L’Art et la Révolte : de la littérature classique au slam engagé, Abd al Malik rencontre Albert Camus. Le rappeur le dit lui-même, il a trouvé en Albert Camus un grand frère, quelqu’un pour lui montrer la voie. Il est vrai que le destin des deux hommes offre de nombreuses similitudes : tous deux nés dans la cité, tous deux élevés par une mère seule, tous deux grandis par la culture, la lecture. Tous deux « placé[s] à mi-distance de la misère et du soleil ». L’hommage est beau, époustouflant, brillant.
Alors que le rideau est encore fermé, c’est d’abord la voix d’Albert Camus lui-même qui retentit. Un enregistrement audio de L’Envers et l’Endroit, une œuvre de jeunesse. Le rideau s’ouvre, Abd al Malik rentre en scène. Il est accompagné de Mattéo Falkone, c’est du rap à l’état pur, un rap sombre et puissant. Ce premier acte nous raconte la misère, la galère. Puis vient la rencontre : le slameur est alors accompagné de ses musiciens, il nous parle de l’autre, d’engagement. Pour le dernier acte, il n’y a plus que le piano, et la voix. Abd al Malik slame la lumière, l’espoir.
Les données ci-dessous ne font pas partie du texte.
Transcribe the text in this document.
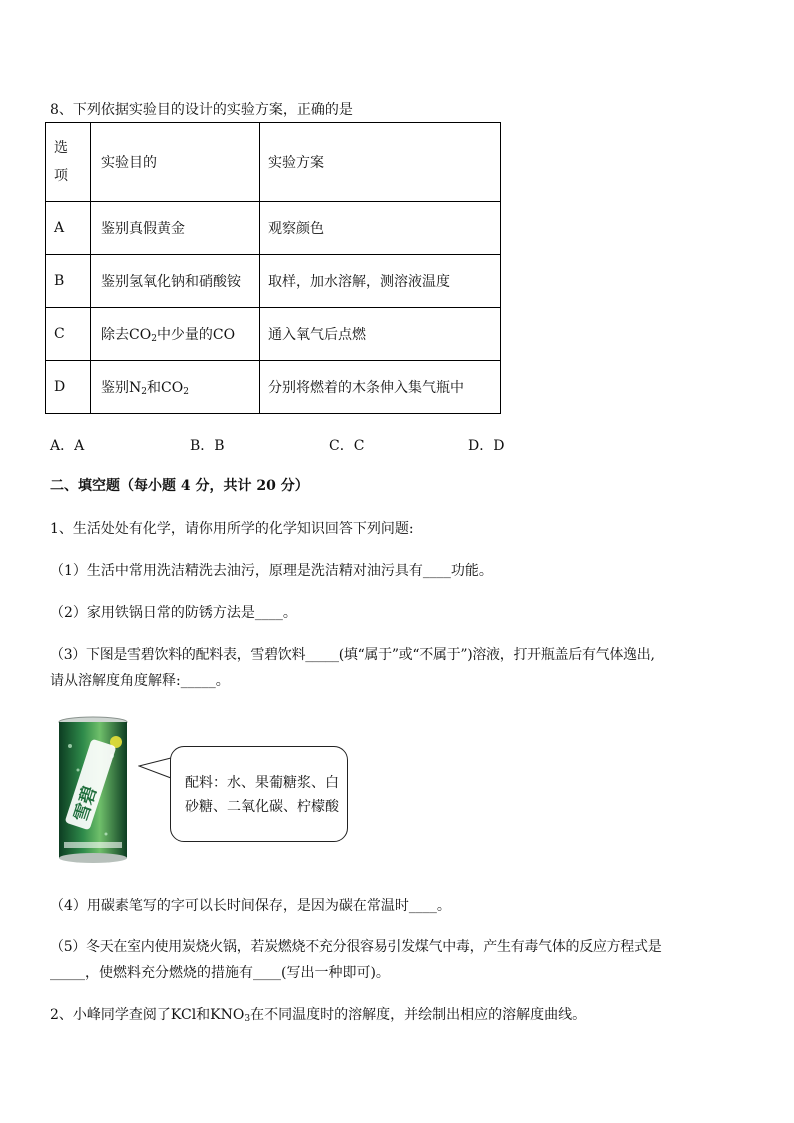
8、下列依据实验目的设计的实验方案，正确的是
选
项	实验目的	实验方案
A	鉴别真假黄金	观察颜色
B	鉴别氢氧化钠和硝酸铵	取样，加水溶解，测溶液温度
C	除去$CO_2$中少量的CO	通入氧气后点燃
D	鉴别$N_2$和$CO_2$	分别将燃着的木条伸入集气瓶中
A．A	B．B	C．C	D．D
二、填空题（每小题 4 分，共计 20 分）
1、生活处处有化学，请你用所学的化学知识回答下列问题:
（1）生活中常用洗洁精洗去油污，原理是洗洁精对油污具有____功能。
（2）家用铁锅日常的防锈方法是____。
（3）下图是雪碧饮料的配料表，雪碧饮料_____(填“属于”或“不属于”)溶液，打开瓶盖后有气体逸出,
请从溶解度角度解释:_____。
雪碧
配料：水、果葡糖浆、白砂糖、二氧化碳、柠檬酸
（4）用碳素笔写的字可以长时间保存，是因为碳在常温时____。
（5）冬天在室内使用炭烧火锅，若炭燃烧不充分很容易引发煤气中毒，产生有毒气体的反应方程式是
_____，使燃料充分燃烧的措施有____(写出一种即可)。
2、小峰同学查阅了KCl和$KNO_3$在不同温度时的溶解度，并绘制出相应的溶解度曲线。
La performance scénique du jeune rappeur est magistrale, il semble habité, déchaîné : tiraillé entre la rage et la volonté. L’esthétique du spectacle est complète, on oscille entre la voix d’Albert Camus et celle d’Abd al Malik. Les musiques des trois actes sont très différentes, chacune illustrant à sa manière les propos de l’artiste, des artistes. D’une citation, le slameur crée une chanson, un hymne à la gloire de celui qu’il n’a jamais connu, mais qu’il a tant aimé. Derrière lui, derrière ses musiciens, un écran projette des photos, extraites de son propre film. On est alors totalement immergés dans cette pauvreté, cette misère qu’il nous dépeint si bien, si fervemment. Parfois, un danseur hip-hop vient illustrer de ses pas les paroles de l’interprète, les mots du poète.
Le rideau se ferme. Abd al Malik, seul, se tient debout, un papier à la main. C’est une lettre, une lettre qu’il a écrite pour celui qui lui a donné envie d’écrire. Abd al Malik rencontre Albert Camus. L’hommage est poignant, vibrant. Le spectacle, réussi. Cette Révolte, c’est du grand Art.